I looked at rewiring mothers house, £2500 to get some one in, and that includes all the materials, for me to do it need to replace my meters £500 and pay the council £100 + Vat last time I looked could be more, so that means in real terms £1500 for them to wire house and they will take one week I will likely not be finished in a month, so I got a firm in to do it, and I am an electrician. It's a lot of money I know, but wanted to be able to rent out the house if mother did not come home.

So what do you think?
Then if you did have the correct test meters (which can be hired BTW), you need to understand how to use them, then understand the results you have measured and know if they are compliant.
You've at least used a plug-in tester, and you've thought the project through, so you're a long way ahead of many DIYers.
You've at least used a plug-in tester, and you've thought the project through, so you're a long way ahead of many DIYers.

Cheers, Ive moved the 16a MCB to RCD side, and the neutral to RCD neutral bar, tight all connections, made sure all existing connections are tight, apart the main one which obliviously is live. I also moved the cover for the gap where the MCB used to be.
Earth is sleeved and correctly connected to their terminals. Used my socket tester and all is good enough for me.
It is comfortably charging my power tools batteries.

But to inspect and test you are looking at £220 to get the testers.

Do you have the list of testers, their price, and where to get them please? This is a lot more reasonably priced than I thought.
Your best bet is eBay.

You should read about testing so that you know what the various types of testers do.

Mainstream makes of testers are Megger, Fluke, Martindale, Kewtech, Metrel _________________ (other suggestions from other people welcome).

You can do well with lesser known makes - I picked up some excellent bargains with this make

I suspect because not many people have heard of them. Also they don't look as if they could withstand the same physical abuse as a Megger or a Fluke, but then if you aren't a professional electrician you won't be slinging it into the back of a van or using it as a football during a break on site.

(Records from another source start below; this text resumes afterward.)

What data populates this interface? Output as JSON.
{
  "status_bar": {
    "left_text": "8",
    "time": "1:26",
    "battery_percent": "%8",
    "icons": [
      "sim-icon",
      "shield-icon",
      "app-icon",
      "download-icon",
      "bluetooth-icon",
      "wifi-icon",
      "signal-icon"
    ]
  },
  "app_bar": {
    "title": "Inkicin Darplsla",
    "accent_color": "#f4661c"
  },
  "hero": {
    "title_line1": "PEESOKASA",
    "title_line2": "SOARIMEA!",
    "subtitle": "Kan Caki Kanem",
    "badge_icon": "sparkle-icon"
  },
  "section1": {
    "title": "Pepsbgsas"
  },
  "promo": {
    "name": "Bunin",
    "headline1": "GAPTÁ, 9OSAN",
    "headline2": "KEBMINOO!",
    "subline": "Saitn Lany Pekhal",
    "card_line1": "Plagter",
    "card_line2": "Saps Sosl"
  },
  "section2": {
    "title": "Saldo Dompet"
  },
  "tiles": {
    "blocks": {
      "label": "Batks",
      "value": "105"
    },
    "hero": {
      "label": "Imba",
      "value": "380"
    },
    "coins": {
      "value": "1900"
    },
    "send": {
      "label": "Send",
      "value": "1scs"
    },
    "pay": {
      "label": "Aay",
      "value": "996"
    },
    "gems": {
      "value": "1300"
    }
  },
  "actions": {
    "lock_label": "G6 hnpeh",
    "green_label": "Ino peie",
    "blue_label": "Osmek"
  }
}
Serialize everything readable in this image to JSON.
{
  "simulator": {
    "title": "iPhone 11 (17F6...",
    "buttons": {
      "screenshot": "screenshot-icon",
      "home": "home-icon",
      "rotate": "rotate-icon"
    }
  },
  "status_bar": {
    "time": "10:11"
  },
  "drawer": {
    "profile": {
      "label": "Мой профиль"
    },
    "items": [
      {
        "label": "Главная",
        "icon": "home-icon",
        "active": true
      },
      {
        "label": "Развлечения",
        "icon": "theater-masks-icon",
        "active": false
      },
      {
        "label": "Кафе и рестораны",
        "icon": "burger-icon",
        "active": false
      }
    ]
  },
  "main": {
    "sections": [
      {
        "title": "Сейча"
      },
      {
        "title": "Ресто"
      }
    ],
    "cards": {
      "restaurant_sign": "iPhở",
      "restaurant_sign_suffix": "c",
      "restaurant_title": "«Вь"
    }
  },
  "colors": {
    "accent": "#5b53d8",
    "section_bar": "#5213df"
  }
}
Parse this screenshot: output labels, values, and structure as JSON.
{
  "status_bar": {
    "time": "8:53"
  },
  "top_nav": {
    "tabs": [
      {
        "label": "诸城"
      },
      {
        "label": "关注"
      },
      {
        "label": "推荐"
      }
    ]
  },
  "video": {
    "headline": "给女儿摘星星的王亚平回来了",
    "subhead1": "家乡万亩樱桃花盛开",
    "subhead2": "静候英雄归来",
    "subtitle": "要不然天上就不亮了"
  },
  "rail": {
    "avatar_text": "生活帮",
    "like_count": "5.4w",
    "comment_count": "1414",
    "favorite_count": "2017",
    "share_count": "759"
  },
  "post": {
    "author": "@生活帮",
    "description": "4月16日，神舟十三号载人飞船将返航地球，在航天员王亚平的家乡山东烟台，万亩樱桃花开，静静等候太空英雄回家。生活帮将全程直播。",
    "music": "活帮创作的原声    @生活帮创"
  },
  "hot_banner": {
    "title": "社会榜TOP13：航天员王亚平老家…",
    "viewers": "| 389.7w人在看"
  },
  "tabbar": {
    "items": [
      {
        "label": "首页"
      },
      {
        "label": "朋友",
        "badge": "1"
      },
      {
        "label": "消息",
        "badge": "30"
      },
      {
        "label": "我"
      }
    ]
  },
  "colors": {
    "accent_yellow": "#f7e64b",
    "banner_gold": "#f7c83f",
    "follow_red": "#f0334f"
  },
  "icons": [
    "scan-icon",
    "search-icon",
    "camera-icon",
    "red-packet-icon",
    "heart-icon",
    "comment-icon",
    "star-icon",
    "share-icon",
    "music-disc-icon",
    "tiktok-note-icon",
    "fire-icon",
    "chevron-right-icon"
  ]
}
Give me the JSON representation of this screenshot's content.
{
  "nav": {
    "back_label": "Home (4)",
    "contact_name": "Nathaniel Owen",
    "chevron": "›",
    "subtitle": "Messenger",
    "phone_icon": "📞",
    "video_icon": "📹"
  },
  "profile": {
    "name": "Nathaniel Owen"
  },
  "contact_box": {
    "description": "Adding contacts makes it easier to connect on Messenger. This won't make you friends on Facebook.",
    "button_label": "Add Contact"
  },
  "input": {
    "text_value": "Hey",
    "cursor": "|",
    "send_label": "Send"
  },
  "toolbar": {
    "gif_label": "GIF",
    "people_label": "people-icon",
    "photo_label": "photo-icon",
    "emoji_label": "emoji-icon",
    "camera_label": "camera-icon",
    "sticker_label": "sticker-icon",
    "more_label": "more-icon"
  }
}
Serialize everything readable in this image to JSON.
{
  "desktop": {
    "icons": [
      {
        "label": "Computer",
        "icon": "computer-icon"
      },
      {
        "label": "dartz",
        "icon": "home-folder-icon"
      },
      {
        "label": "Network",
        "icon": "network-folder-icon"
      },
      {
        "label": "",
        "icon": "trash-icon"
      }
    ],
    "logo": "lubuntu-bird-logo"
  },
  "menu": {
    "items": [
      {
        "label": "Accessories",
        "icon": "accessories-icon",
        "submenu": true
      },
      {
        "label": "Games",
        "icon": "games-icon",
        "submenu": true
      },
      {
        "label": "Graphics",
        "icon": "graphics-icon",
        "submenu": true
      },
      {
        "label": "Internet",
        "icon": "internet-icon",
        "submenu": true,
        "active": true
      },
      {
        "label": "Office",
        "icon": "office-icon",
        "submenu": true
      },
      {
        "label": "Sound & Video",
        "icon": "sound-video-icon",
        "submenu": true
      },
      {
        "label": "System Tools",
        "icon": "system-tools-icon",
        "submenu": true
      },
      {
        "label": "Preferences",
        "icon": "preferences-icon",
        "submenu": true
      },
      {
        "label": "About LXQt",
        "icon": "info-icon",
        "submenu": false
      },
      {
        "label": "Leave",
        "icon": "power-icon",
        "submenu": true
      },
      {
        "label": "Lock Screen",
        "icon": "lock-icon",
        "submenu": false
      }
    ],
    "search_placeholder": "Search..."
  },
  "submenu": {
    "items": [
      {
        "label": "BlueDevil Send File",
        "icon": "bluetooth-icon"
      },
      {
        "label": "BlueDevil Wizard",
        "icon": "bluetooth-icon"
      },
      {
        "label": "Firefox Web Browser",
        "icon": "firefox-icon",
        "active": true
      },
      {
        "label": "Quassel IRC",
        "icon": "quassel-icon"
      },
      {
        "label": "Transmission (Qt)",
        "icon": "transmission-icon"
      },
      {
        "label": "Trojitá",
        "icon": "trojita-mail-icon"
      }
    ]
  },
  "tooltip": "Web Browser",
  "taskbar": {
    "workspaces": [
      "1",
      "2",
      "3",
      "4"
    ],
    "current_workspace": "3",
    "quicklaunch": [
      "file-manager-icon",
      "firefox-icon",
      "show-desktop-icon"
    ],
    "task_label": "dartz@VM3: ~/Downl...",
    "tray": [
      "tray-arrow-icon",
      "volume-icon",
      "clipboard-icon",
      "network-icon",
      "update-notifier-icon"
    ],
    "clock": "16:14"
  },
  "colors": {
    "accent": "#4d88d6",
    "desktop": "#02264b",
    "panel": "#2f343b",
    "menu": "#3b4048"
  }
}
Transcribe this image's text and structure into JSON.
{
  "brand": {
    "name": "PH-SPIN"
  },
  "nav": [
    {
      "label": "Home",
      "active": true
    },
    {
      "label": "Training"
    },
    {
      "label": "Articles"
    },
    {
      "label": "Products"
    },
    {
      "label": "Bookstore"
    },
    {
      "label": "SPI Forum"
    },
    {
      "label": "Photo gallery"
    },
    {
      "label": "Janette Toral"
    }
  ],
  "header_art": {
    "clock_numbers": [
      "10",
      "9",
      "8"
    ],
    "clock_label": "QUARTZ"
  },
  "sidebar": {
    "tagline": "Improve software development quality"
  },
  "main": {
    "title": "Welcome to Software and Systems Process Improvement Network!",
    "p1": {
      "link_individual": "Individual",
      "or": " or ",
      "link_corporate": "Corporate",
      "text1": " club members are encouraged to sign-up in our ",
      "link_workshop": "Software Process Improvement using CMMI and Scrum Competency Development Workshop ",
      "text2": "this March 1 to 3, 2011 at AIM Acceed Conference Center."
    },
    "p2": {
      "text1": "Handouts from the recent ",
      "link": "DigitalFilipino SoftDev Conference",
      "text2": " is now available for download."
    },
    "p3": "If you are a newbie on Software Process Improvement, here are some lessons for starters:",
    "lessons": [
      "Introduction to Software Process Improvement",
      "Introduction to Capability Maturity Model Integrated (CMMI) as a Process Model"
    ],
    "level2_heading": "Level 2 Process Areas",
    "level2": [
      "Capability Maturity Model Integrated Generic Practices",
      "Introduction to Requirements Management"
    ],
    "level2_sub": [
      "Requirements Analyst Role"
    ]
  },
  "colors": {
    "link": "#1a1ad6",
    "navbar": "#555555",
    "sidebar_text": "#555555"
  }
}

You can buy a multifunction tester, or 3 separate ones - if you aren't fussed about them being the same make you could probably pick off bargains as and when they appear.

Look for ones which are calibrated - if they aren't ask the seller if he will accept your bid on the basis that if you win you want the deal to be contingent on it passing calibration. You may have to/should pay for that, but if a seller seems reluctant to consider it at all then be suspicious. Yes, it might be that they just CBA, or it might be that they know there's something wrong.

TBH - re the one I showed as an example of that make, if "certificate of conformity" means it has a current calibration certificate then £150 is a good buy.